“I think boxing’s pretty dumb, and I’ve never been a boxing fan.”
John G. Avildsen
Oscar winning director of Rocky
AFI lists the character Rocky Balboa on their all-time movie hero list at #7 and the film Rocky as the #4 most inspiring film of all time. Writer/actor Sylvester Stallone has understandably gotten plenty of honor for the 1976 film. But the other side of Rocky is director John G. Avildsen.
Though we may never know Avildsen’s role in guiding Stallone in the re-writing process, it’s clear his vision and direction helped Rocky win three Oscar Awards; Best Director, Best Editing, and Best Picture. Avildson’s had just released his first film just seven years before Rocky.
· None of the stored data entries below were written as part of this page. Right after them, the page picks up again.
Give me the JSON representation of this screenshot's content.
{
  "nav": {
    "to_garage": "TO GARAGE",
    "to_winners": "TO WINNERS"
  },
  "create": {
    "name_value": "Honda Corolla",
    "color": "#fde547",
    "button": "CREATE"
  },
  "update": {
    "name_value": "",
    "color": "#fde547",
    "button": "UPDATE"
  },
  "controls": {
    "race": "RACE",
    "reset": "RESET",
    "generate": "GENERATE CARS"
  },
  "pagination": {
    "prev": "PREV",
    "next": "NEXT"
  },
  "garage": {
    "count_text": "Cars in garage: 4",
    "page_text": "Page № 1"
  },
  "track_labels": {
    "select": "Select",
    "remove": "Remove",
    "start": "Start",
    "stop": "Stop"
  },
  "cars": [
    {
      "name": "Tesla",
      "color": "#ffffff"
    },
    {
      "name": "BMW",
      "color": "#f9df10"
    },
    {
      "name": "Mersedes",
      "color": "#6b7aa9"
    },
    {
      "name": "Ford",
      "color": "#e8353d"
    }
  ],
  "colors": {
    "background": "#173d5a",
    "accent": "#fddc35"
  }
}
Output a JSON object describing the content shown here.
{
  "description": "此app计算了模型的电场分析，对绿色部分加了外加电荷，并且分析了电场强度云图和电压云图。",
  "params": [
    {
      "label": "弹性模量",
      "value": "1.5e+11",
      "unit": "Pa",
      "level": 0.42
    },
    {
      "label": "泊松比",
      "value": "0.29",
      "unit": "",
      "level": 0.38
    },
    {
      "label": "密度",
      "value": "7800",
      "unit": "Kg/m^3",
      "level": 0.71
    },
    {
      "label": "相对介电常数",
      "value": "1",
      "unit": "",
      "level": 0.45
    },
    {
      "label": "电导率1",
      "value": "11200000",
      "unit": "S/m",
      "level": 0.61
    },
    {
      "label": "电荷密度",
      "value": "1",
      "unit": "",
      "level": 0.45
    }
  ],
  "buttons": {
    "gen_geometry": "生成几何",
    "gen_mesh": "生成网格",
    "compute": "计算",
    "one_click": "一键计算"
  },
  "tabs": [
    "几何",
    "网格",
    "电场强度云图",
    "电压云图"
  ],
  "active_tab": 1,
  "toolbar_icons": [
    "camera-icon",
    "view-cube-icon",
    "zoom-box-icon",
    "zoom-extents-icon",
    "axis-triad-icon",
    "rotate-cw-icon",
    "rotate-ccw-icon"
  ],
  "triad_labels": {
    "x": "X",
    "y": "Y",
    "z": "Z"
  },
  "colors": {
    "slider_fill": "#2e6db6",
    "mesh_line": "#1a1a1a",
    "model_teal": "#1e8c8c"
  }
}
A film shot in just seven days that he said in one interview, ”It was pretty bad, but it got me my next job and my next job.” It was also a film that he not only directed, but shot and edited as well.
While digital filmmaking and non-union work has made writing, directing, and shooting more common on short films, it’s still pretty uncommon in the feature film world outside of Robert Rodriguez. But I thought you’d find it interesting to learn where Avildsen honed his skills as a director, cameraman and editor long before he took home the Oscar Award:
“When I first started doing this I was doing industrial films for an advertising agency that did industrial shows and so forth. So I’d make this movie that ran anywhere from a few minutes to an hour for IBM or Clairol or Shell Oil to get their salesmen excited about whatever it was they were trying to get them excited about. So I was hired to direct these things and I hired myself as the cameraman and as the editor and did the things myself and it was a great learning process. It was fun to do. There was very little supervision and you could use whatever music you wanted and that’s how I started. And I figured I was a more attractive commodity to the buyer if for the same eight bucks you got three jobs instead of one. “
John G. Avildsen
John A. Gallagher Interview
Avildsen also directed the 1984 version of The Karate Kid in which Pat Morita was nominated for an Oscar.
P.S. In regard to that opening quote about Avildsen not being a boxing fan, it’s interesting to point out that Martin Scorsese originally told Robert De Niro that he was not interested in directing Raging Bull because he was not a fan of boxing.